Nella nostra Scuola si cerca di dare spazio a più metodologie, tenendo però conto che il punto di partenza di ogni progetto è il bambino. A seconda delle necessità si operano quindi scelte relative alla suddivisione dei gruppi e al metodo.

LABORATORI

Partendo dal presupposto che il bambino è il protagonista del percorso di scoperta e conoscenza, e tenendo conto del fatto che il bambino è dotato di sue competenze, si è pensato di favorire lo sviluppo di queste ultime realizzando attività di laboratorio. Esse giocano nella Scuola dell’Infanzia un duplice ruolo: quello di favorire e potenziare le esperienze cognitive e quello di consentire scambi e collaborazioni tra bambini e bambini e tra bambini e adulti. I laboratori favoriscono in particolare nei bambini la possibilità di esplorare, sperimentare, progettare con materiale diversi, di realizzare specifiche in relazione agli obiettivi posti dalle insegnanti, di compiere attività specifiche per età.
Nella nostra Scuola il laboratorio non rimane fisso nel corso dell’anno scolastico poiché non c’è sufficiente spazio.
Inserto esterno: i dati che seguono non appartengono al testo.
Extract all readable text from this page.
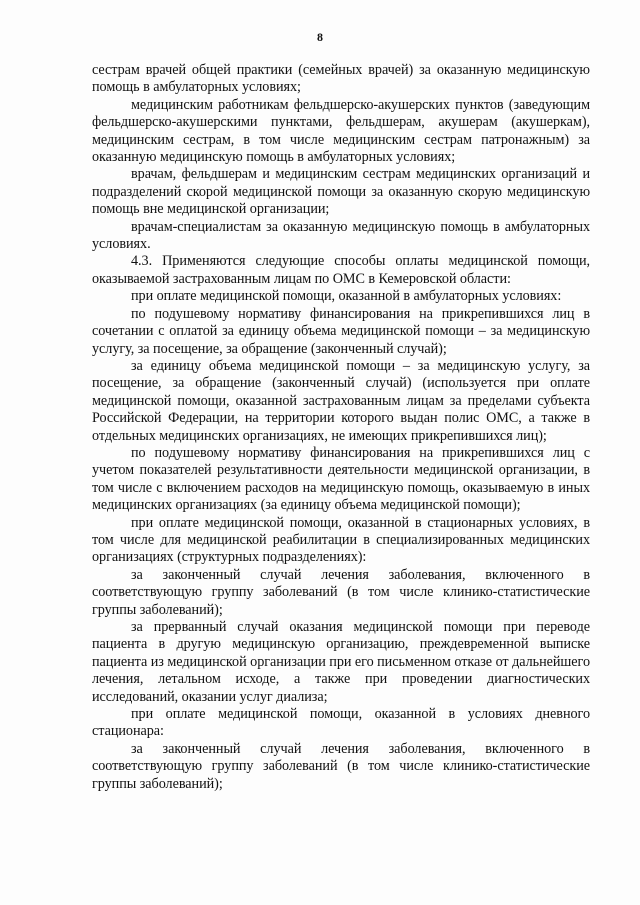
8

сестрам врачей общей практики (семейных врачей) за оказанную медицинскую помощь в амбулаторных условиях;

медицинским работникам фельдшерско-акушерских пунктов (заведующим фельдшерско-акушерскими пунктами, фельдшерам, акушерам (акушеркам), медицинским сестрам, в том числе медицинским сестрам патронажным) за оказанную медицинскую помощь в амбулаторных условиях;

врачам, фельдшерам и медицинским сестрам медицинских организаций и подразделений скорой медицинской помощи за оказанную скорую медицинскую помощь вне медицинской организации;

врачам-специалистам за оказанную медицинскую помощь в амбулаторных условиях.

4.3. Применяются следующие способы оплаты медицинской помощи, оказываемой застрахованным лицам по ОМС в Кемеровской области:

при оплате медицинской помощи, оказанной в амбулаторных условиях:

по подушевому нормативу финансирования на прикрепившихся лиц в сочетании с оплатой за единицу объема медицинской помощи – за медицинскую услугу, за посещение, за обращение (законченный случай);

за единицу объема медицинской помощи – за медицинскую услугу, за посещение, за обращение (законченный случай) (используется при оплате медицинской помощи, оказанной застрахованным лицам за пределами субъекта Российской Федерации, на территории которого выдан полис ОМС, а также в отдельных медицинских организациях, не имеющих прикрепившихся лиц);

по подушевому нормативу финансирования на прикрепившихся лиц с учетом показателей результативности деятельности медицинской организации, в том числе с включением расходов на медицинскую помощь, оказываемую в иных медицинских организациях (за единицу объема медицинской помощи);

при оплате медицинской помощи, оказанной в стационарных условиях, в том числе для медицинской реабилитации в специализированных медицинских организациях (структурных подразделениях):

за законченный случай лечения заболевания, включенного в соответствующую группу заболеваний (в том числе клинико-статистические группы заболеваний);

за прерванный случай оказания медицинской помощи при переводе пациента в другую медицинскую организацию, преждевременной выписке пациента из медицинской организации при его письменном отказе от дальнейшего лечения, летальном исходе, а также при проведении диагностических исследований, оказании услуг диализа;

при оплате медицинской помощи, оказанной в условиях дневного стационара:

за законченный случай лечения заболевания, включенного в соответствующую группу заболеваний (в том числе клинико-статистические группы заболеваний);
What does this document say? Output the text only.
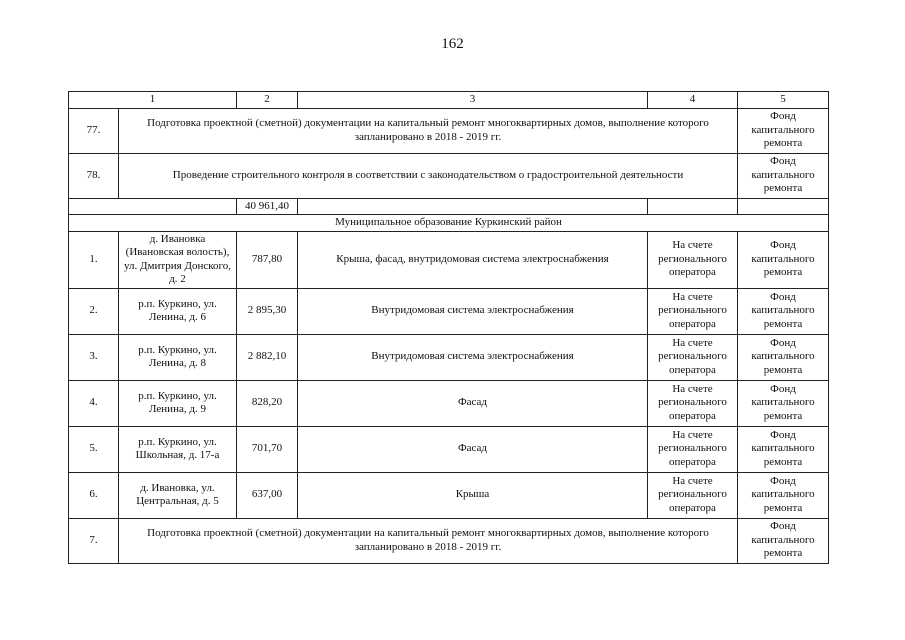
162
1		2	3	4	5
77.	Подготовка проектной (сметной) документации на капитальный ремонт многоквартирных домов, выполнение которого запланировано в 2018 - 2019 гг.				Фонд капитального ремонта
78.	Проведение строительного контроля в соответствии с законодательством о градостроительной деятельности				Фонд капитального ремонта
		40 961,40			
Муниципальное образование Куркинский район					
1.	д. Ивановка (Ивановская волость), ул. Дмитрия Донского, д. 2	787,80	Крыша, фасад, внутридомовая система электроснабжения	На счете регионального оператора	Фонд капитального ремонта
2.	р.п. Куркино, ул. Ленина, д. 6	2 895,30	Внутридомовая система электроснабжения	На счете регионального оператора	Фонд капитального ремонта
3.	р.п. Куркино, ул. Ленина, д. 8	2 882,10	Внутридомовая система электроснабжения	На счете регионального оператора	Фонд капитального ремонта
4.	р.п. Куркино, ул. Ленина, д. 9	828,20	Фасад	На счете регионального оператора	Фонд капитального ремонта
5.	р.п. Куркино, ул. Школьная, д. 17-а	701,70	Фасад	На счете регионального оператора	Фонд капитального ремонта
6.	д. Ивановка, ул. Центральная, д. 5	637,00	Крыша	На счете регионального оператора	Фонд капитального ремонта
7.	Подготовка проектной (сметной) документации на капитальный ремонт многоквартирных домов, выполнение которого запланировано в 2018 - 2019 гг.				Фонд капитального ремонта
Per questo le sezioni si trasformeranno periodicamente in laboratori a seconda dei progetti (l’aula gialla il lunedì diventa laboratorio psicomotorio), oppure si creeranno nelle sezioni degli sezioni in cui si allestiranno i laboratori.

OSSERVAZIONE, VALUTAZIONE, DOCUMENTAZIONE

Attraverso l’osservazione si sono raccolti gli elementi di conoscenza per organizzare la programmazione.
Nel corso dell’anno noi insegnanti intendiamo adottare l’osservazione come metodo di ricerca per raccogliere informazioni sulle modalità di approccio dei bambini ai vari progetti e per compiere eventuali aggiustamenti.
L’osservazione è legata alla valutazione non solo delle competenze acquisite dai bambini, ma anche del nostro lavoro.
È previsto, oltre ai momenti di verifica durante il corso dell’anno, un momento finale di valutazione che si effettua attraverso la compilazione di griglie (una per ogni fascia di età), di una sintesi globale per i bambini di 5 anni.

CONTINUITA’ ORIZZONTALE

Nel corso dell’anno si svolgono vari incontri scuola/famiglia con l’intento di mettere a conoscenza le famiglie sulle attività che il bambino compie, ma anche per discutere insieme e risolvere eventuali problemi.
    • Assemblee dei genitori per conoscere e verificare percorsi educativi didattici;
    • Colloqui individuali per uno scambio sui percorsi di crescita;
    • Riunioni di intersezione per organizzare e promuovere iniziative nella scuola;
    • Giornata di scuola aperta e momenti di festa.

CONTINUITA’ VERTICALE

Tutti gli anni si realizza un progetto di continuità con la Scuola Primaria nell’intento di dare connessione e collegamento tra le diverse esperienze che il bambino compie.